Labor Shortage Hits Foxconn’s U.S. Plant Project

The Taiwanese firm denies a report that it is recruiting Chinese workers to fill a staffing gap at its Wisconsin factory.
Matthew HellerNovember 7, 2018

The tight U.S. labor market may be complicating Taiwanese electronics giant Foxconn’s much-heralded plan to build a factory in Wisconsin.

According to The Wall Street Journal, Foxconn has been looking to transfer some of its Chinese workforce to staff the plant due to a shortage of qualified local personnel.

“It’s very difficult to find skilled labor in our market,” Loretta Olson, who owns an Express Employment Professionals staffing office near the planned plant, told the Journal.

Foxconn denied the Journal’s report, saying “the assertion that we are recruiting Chinese personnel to staff our Wisconsin project is untrue. Our recruitment priority remains Wisconsin first and we continue to focus on hiring and training workers from throughout Wisconsin.”

The company has promised the state it would invest $10 billion and build a 22-million-square-foot liquid-crystal display panel plant, hiring 13,000 employees, primarily factory workers along with some engineers and business support positions.

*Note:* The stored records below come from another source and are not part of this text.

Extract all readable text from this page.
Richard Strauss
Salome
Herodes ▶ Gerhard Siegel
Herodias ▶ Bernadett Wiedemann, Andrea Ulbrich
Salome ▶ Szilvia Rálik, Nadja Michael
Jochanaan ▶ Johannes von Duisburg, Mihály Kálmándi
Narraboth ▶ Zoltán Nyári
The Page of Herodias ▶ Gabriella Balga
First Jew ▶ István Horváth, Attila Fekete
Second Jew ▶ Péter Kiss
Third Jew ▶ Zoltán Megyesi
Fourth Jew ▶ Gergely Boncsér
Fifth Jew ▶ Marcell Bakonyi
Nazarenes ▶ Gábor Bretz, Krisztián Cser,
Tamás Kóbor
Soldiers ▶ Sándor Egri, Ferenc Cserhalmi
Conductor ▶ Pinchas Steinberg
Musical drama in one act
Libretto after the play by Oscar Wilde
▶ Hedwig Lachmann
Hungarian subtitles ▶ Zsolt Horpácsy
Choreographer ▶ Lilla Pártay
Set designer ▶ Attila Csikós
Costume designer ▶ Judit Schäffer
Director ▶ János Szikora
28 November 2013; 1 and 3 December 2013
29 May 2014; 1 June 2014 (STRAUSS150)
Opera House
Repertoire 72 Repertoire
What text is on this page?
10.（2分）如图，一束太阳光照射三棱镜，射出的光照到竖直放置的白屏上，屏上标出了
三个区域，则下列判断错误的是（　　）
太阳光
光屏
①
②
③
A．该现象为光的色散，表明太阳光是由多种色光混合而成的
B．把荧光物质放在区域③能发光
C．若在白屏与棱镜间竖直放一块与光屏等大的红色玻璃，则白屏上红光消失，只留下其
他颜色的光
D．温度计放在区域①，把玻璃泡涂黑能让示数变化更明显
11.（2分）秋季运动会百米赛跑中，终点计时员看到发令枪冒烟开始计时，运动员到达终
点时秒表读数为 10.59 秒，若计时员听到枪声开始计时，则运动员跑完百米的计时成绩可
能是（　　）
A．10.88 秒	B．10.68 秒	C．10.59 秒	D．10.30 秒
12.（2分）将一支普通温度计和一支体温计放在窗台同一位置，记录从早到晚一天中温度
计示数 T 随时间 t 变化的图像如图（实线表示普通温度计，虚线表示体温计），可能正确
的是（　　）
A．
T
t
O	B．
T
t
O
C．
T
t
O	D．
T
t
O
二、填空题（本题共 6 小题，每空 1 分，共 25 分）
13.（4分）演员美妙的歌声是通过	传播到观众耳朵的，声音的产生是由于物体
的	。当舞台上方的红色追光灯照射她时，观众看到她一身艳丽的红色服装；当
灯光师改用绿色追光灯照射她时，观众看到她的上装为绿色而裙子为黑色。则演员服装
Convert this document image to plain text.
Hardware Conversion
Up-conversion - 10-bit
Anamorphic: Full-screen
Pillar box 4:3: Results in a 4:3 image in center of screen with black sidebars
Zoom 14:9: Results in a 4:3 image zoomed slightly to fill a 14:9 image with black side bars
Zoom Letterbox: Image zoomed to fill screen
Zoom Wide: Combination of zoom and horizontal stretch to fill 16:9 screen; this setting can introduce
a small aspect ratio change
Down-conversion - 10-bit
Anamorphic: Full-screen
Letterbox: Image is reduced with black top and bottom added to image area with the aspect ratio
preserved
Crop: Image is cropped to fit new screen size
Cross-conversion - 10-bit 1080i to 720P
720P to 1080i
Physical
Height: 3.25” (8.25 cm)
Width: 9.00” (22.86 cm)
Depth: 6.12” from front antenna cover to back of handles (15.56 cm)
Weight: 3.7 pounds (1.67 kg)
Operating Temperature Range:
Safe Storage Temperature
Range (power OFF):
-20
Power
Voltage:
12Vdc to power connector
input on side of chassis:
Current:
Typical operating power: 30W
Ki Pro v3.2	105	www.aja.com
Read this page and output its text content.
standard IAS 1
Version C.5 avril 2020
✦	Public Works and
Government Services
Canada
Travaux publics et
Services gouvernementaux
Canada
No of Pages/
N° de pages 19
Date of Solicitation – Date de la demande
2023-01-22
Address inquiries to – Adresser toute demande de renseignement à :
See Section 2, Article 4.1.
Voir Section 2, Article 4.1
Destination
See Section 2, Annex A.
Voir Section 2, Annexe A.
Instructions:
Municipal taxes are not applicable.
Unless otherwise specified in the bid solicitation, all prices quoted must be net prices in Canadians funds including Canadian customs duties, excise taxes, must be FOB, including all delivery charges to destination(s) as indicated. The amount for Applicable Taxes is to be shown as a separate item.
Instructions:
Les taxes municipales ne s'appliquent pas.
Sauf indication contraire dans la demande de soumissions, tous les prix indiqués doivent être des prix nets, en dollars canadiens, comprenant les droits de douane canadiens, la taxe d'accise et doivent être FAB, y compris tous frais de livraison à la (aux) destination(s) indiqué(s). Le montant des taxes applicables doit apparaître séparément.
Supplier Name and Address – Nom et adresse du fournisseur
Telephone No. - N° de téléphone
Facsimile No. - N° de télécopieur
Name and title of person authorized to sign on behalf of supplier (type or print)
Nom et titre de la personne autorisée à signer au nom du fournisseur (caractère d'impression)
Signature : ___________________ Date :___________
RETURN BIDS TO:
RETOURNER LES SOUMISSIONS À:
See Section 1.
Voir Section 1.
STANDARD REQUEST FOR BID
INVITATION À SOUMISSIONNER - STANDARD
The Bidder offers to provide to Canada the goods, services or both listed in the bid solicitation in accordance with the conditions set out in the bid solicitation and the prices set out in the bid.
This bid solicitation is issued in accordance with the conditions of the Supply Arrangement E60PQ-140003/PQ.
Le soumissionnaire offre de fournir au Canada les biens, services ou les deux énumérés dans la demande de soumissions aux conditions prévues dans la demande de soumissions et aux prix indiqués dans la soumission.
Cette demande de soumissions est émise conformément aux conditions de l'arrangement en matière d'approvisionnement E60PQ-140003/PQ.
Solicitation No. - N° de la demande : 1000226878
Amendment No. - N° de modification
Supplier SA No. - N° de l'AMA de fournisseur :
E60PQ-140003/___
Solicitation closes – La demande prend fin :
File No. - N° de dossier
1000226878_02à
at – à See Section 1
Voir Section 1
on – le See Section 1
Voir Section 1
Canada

But Gizmodo said that “even if the WSJ report is incorrect about bringing workers from China, it’s still going to be tough to find the roughly 13,000 employees Foxconn needs to make the manufacturing plant operate properly.”

At 3.0% in September, Wisconsin’s jobless rate is well below the national average, which hit 3.7% that month — itself a 49-year low.

“Labor shortages are a national challenge,” the WSJ said, noting that in September, employers nationwide had more than a million more unfilled job openings.

Average time to fill vacant job positions reached a record high of 32.3 working days in September, according to University of Chicago labor economist Steven Davis, and it took more than 40 days to fill jobs in the tech-heavy information industry.

Wisconsin pledged $3 billion in tax and other “performance-based” incentives for Foxconn if it opted to open the factory in Wisconsin. The company must meet hiring, wage and investment targets by various dates to receive most of those benefits.

The Wisconsin Economic Development Corp., which negotiated the deal with Foxconn, said it was still “confident Foxconn will meet the job and capital investment requirements of its contract.”